岩間剛一の発言 (資源エネルギーに関する調査会)
⚠️ コピーしたテキストを転載する際は、転載元URL(kokkai-data.com)および原典URL(kokkai.ndl.go.jp)を必ず残してください。発言内容の改変・出典削除は禁止です。
詳細は利用規約をご確認ください。
○参考人(岩間剛一君) プラント輸出については、皆さんも御承知のように、海外のインフラ戦略というのを実際のところは政府で策定していて、御存じだと思うんですけれども、実際に難しいのは何かというと、私自身も資源エネルギーをですからもう三十年近くずっと研究していますから分かるんですけれども、実際に今御質問のあった例えば石炭火力発電とか天然ガス火力発電といったものの日本のプラントの輸出というのは実は総合商社さんがかなりいろいろとやってはいるんですね。ただ、実際のところは、例えばベトナムの例を取ると、ベトナムの石炭火力発電の受注のうちの九割というのは価格が安い中国製の実は火力発電のプラントを導入しています。
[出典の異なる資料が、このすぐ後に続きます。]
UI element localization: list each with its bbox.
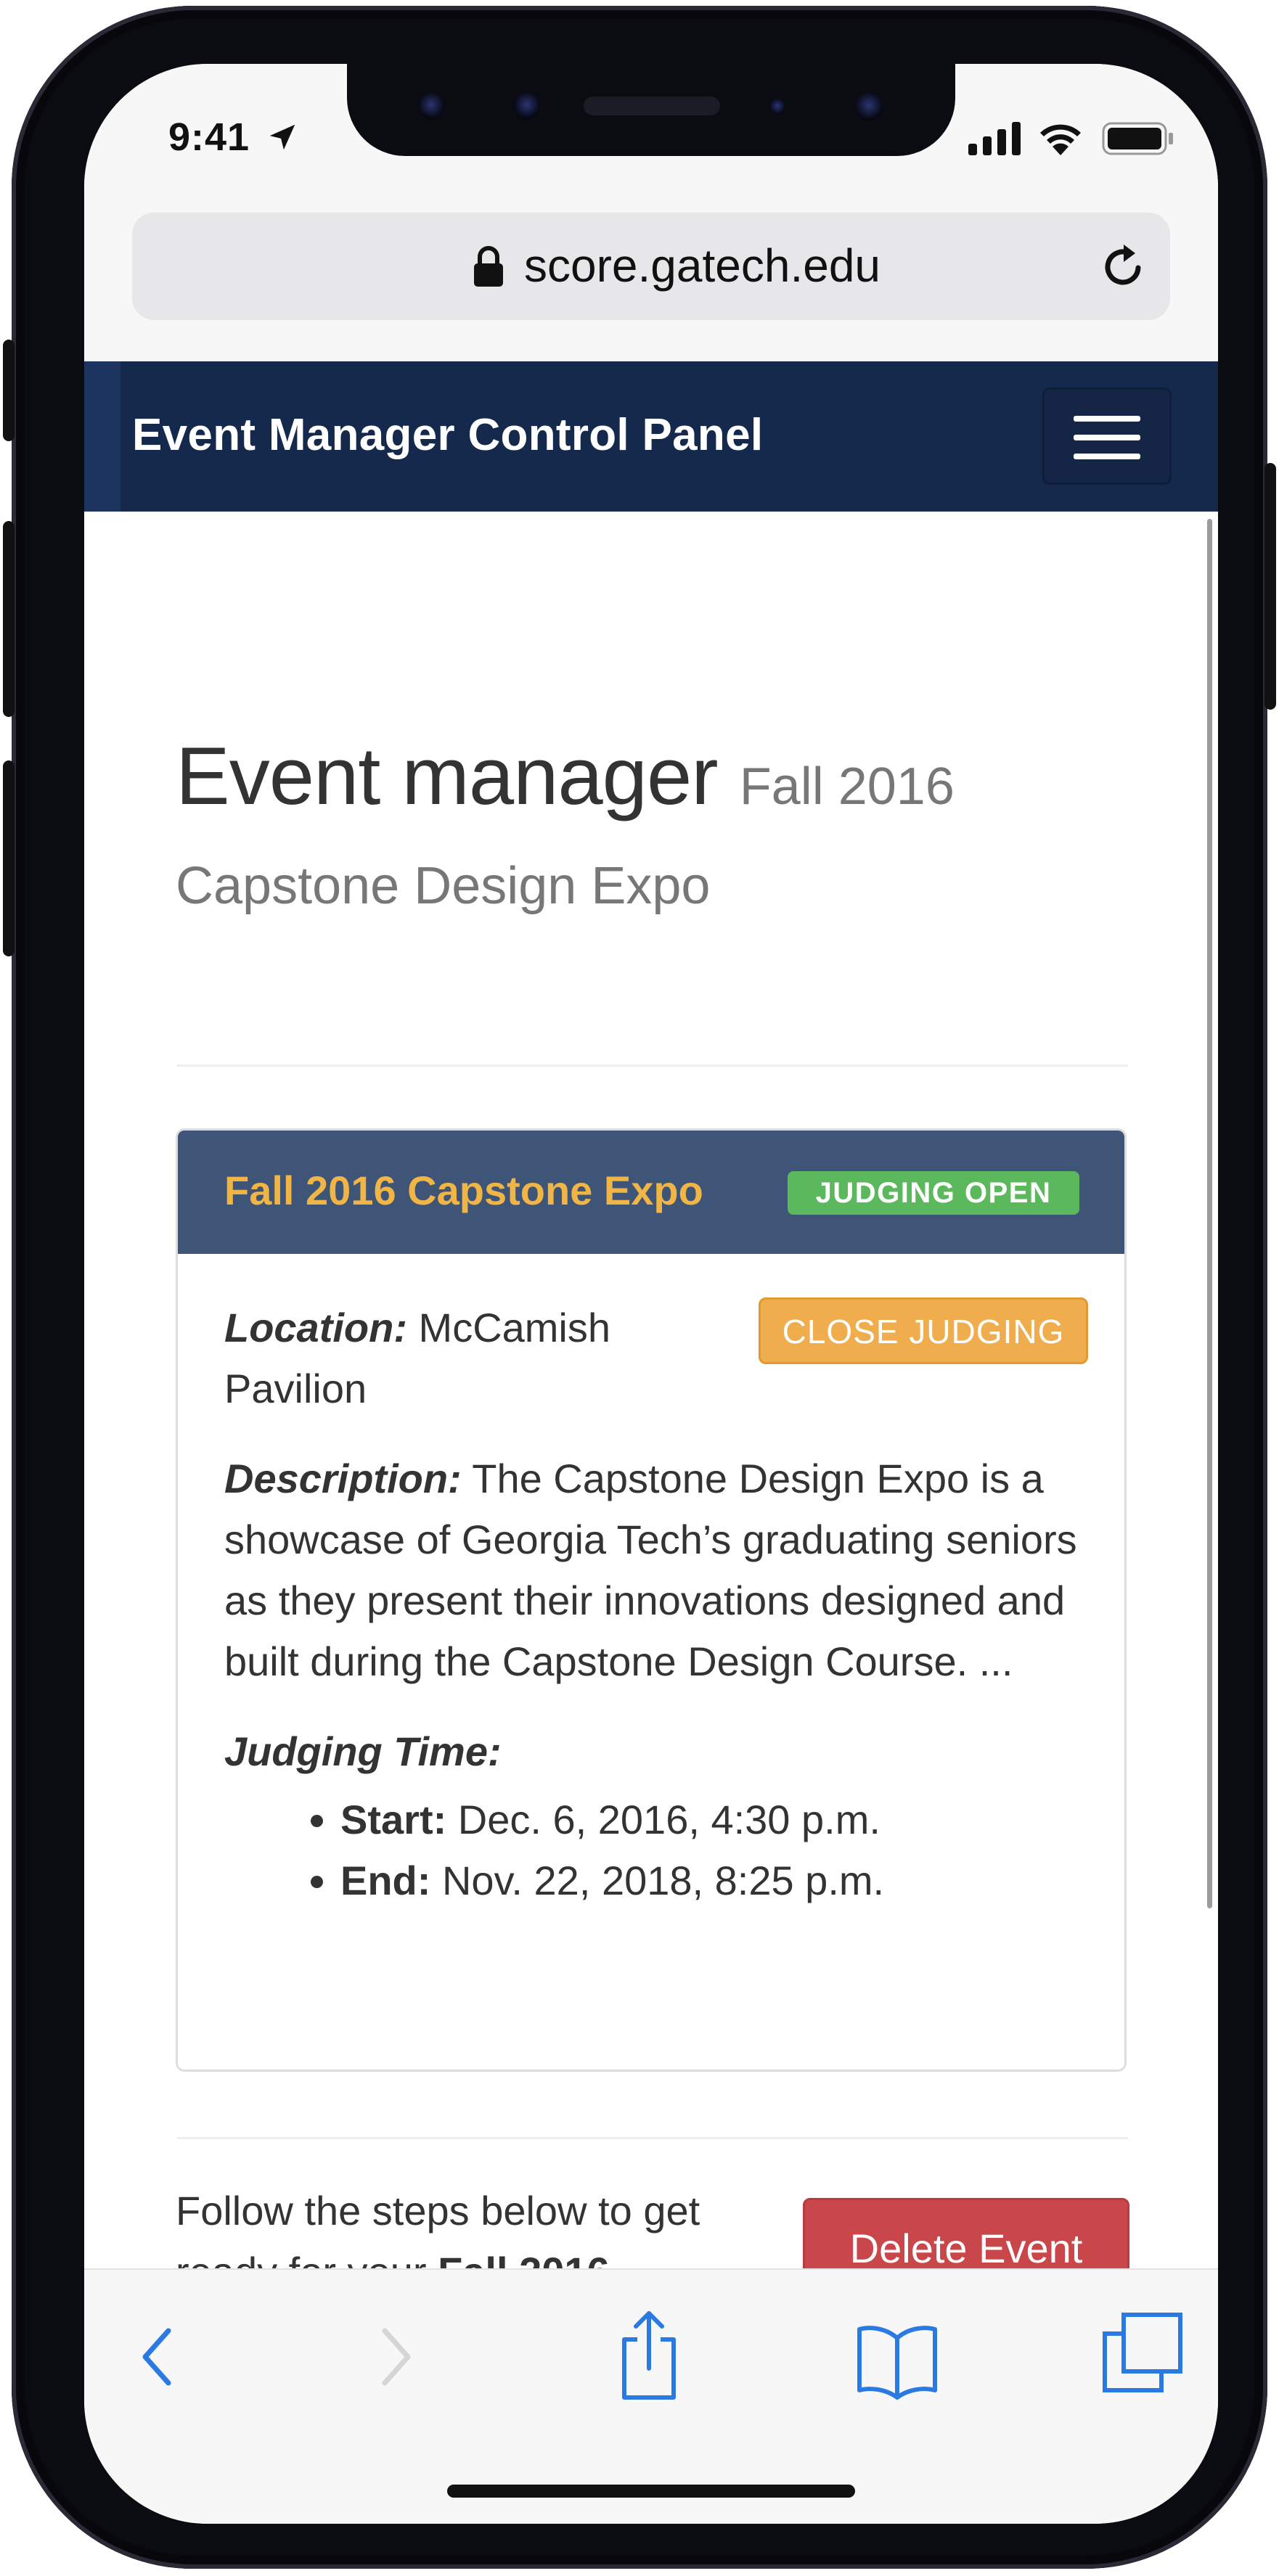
status-time: 9:41 — [168, 115, 250, 159]
event-description: Description: The Capstone Design Expo is… — [224, 1448, 1088, 1692]
volume-down-button — [3, 760, 15, 956]
description-label: Description: — [224, 1456, 462, 1501]
battery-icon — [1102, 122, 1173, 155]
page-title: Event manager Fall 2016 — [176, 729, 955, 823]
address-bar[interactable]: score.gatech.edu — [132, 213, 1170, 320]
wifi-icon — [1040, 124, 1081, 155]
front-camera-icon — [855, 93, 883, 120]
start-label: Start: — [340, 1797, 447, 1842]
hamburger-icon-bar — [1074, 435, 1140, 440]
judging-time-label: Judging Time: — [224, 1728, 502, 1774]
volume-up-button — [3, 521, 15, 717]
phone-frame: 9:41 score.gatech.edu Event Manager Cont… — [3, 6, 1276, 2569]
judging-start-item: Start: Dec. 6, 2016, 4:30 p.m. — [340, 1789, 1088, 1850]
end-label: End: — [340, 1858, 431, 1903]
page-title-text: Event manager — [176, 731, 719, 821]
mute-switch — [3, 340, 15, 441]
power-button — [1264, 463, 1276, 710]
tabs-icon[interactable] — [1100, 2310, 1185, 2395]
page-subtitle: Capstone Design Expo — [176, 857, 711, 915]
back-icon[interactable] — [135, 2321, 179, 2393]
navbar-brand[interactable]: Event Manager Control Panel — [132, 409, 763, 461]
event-panel-header: Fall 2016 Capstone Expo JUDGING OPEN — [178, 1131, 1124, 1254]
url-text[interactable]: score.gatech.edu — [524, 239, 880, 292]
divider — [177, 2137, 1128, 2139]
event-panel-body: CLOSE JUDGING Location: McCamish Pavilio… — [224, 1297, 1088, 1911]
event-panel: Fall 2016 Capstone Expo JUDGING OPEN CLO… — [176, 1128, 1127, 2072]
camera-left-icon — [418, 93, 444, 119]
speaker-grille — [584, 97, 720, 115]
judging-time-list: Start: Dec. 6, 2016, 4:30 p.m. End: Nov.… — [224, 1789, 1088, 1911]
home-indicator[interactable] — [447, 2485, 855, 2498]
lock-icon — [474, 246, 503, 287]
judging-status-badge: JUDGING OPEN — [788, 1171, 1079, 1215]
notch — [347, 64, 955, 156]
close-judging-button[interactable]: CLOSE JUDGING — [759, 1297, 1088, 1364]
browser-address-area: score.gatech.edu — [84, 205, 1218, 361]
divider — [177, 1065, 1128, 1067]
event-location: Location: McCamish Pavilion — [224, 1297, 718, 1419]
phone-screen: 9:41 score.gatech.edu Event Manager Cont… — [84, 64, 1218, 2524]
event-name[interactable]: Fall 2016 Capstone Expo — [224, 1167, 703, 1214]
bookmarks-icon[interactable] — [854, 2321, 941, 2400]
end-value: Nov. 22, 2018, 8:25 p.m. — [441, 1858, 885, 1903]
camera-sensor-icon — [514, 93, 540, 119]
forward-icon — [382, 2328, 411, 2386]
location-label: Location: — [224, 1305, 407, 1350]
scrollbar[interactable] — [1207, 519, 1212, 1908]
page-title-term: Fall 2016 — [739, 758, 955, 816]
page-content: Event manager Fall 2016 Capstone Design … — [84, 512, 1218, 2326]
cellular-signal-icon — [968, 122, 1021, 155]
location-arrow-icon — [269, 124, 295, 150]
start-value: Dec. 6, 2016, 4:30 p.m. — [457, 1797, 880, 1842]
reload-icon[interactable] — [1098, 240, 1150, 292]
hamburger-icon-bar — [1074, 454, 1140, 459]
share-icon[interactable] — [613, 2308, 685, 2402]
judging-end-item: End: Nov. 22, 2018, 8:25 p.m. — [340, 1850, 1088, 1911]
site-navbar: Event Manager Control Panel — [84, 361, 1218, 512]
hamburger-icon — [1074, 416, 1140, 422]
hamburger-menu-button[interactable] — [1042, 387, 1172, 485]
proximity-sensor-icon — [769, 99, 785, 115]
ですから、そういう意味でいうと、日本の場合はどちらかというと、石炭火力については超々臨界圧石炭火力発電とか、あるいは天然ガスについては高効率の天然ガスコンバインドサイクルといったような、かなり効率が良くて、しかも、要するに炭酸ガスの排出量が少ない地球環境に優しい火力発電ではあるんですけれども、価格が高いんですね。実際のところは、中国の石炭火力発電というのは、日本の火力発電と比べると価格が六割程度と安いんです。
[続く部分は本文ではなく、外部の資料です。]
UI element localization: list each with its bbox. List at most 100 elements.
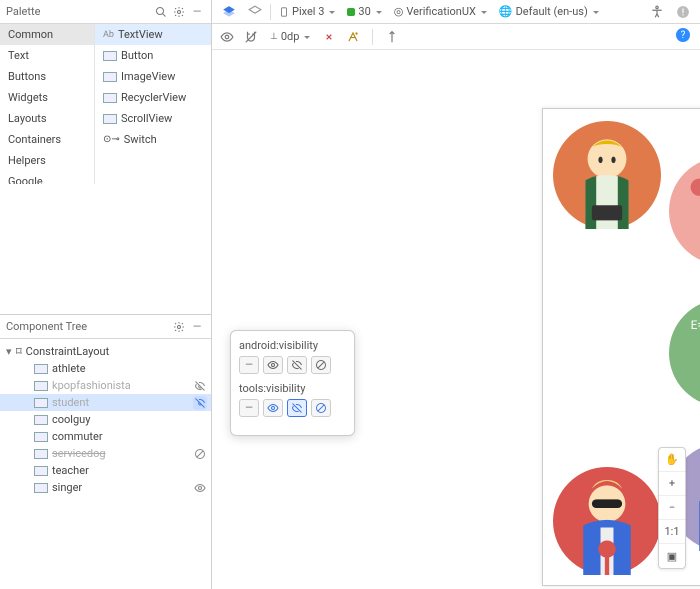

そうすると、実際のところは、途上国においては圧倒的にやっぱり安価な中国製のものを取ってしまうということで、アジア諸国の例えばインドネシア、あるいはアフリカ諸国においても例えばモザンビークとか、そういった国々でも、日本の総合商社さんは中国の安価な火力発電との間でのインフラ商戦で結構苦戦をしています。ですから、先生方ももう既に御承知だと思いますけれども、例えばアブダビの原子力発電についても韓国に取られましたし、それから、実際のところは、ベトナムの場合も原子力発電についてはこの前、ですからもうベトナムは撤退したということで、それじゃ、ベトナムの石炭火力はどうなっているかというと、日本も超々臨界圧に関して実際のところ総合商社がやっていますけれども、ただ、それ以外の亜臨界圧という、品質が劣っているけれども価格の安い火力発電については、実はハルビン電気とかそういったような、圧倒的に中国のメーカーが強い。
ですから、そういう中で、どこの国ということでいうと、どちらかといえば、私の個人的な意見としては、親日的な、要するに、簡単に言いますと、例えばインドネシアとか、トルコとか、あるいはベトナム、あるいはフィリピン、そういった親日的な国というのに比較的日本というのはそういった火力発電のビジネスというのを展開しやすい、インフラ輸出をしやすいと思いますけれども、その中でもやはり中国との厳しい競争の中でどう勝ち抜いていくかということが非常に重要で、そこのところでは、効率の面と、それから環境に優しいという面と、その両方を考えていく必要があるというふうに思います。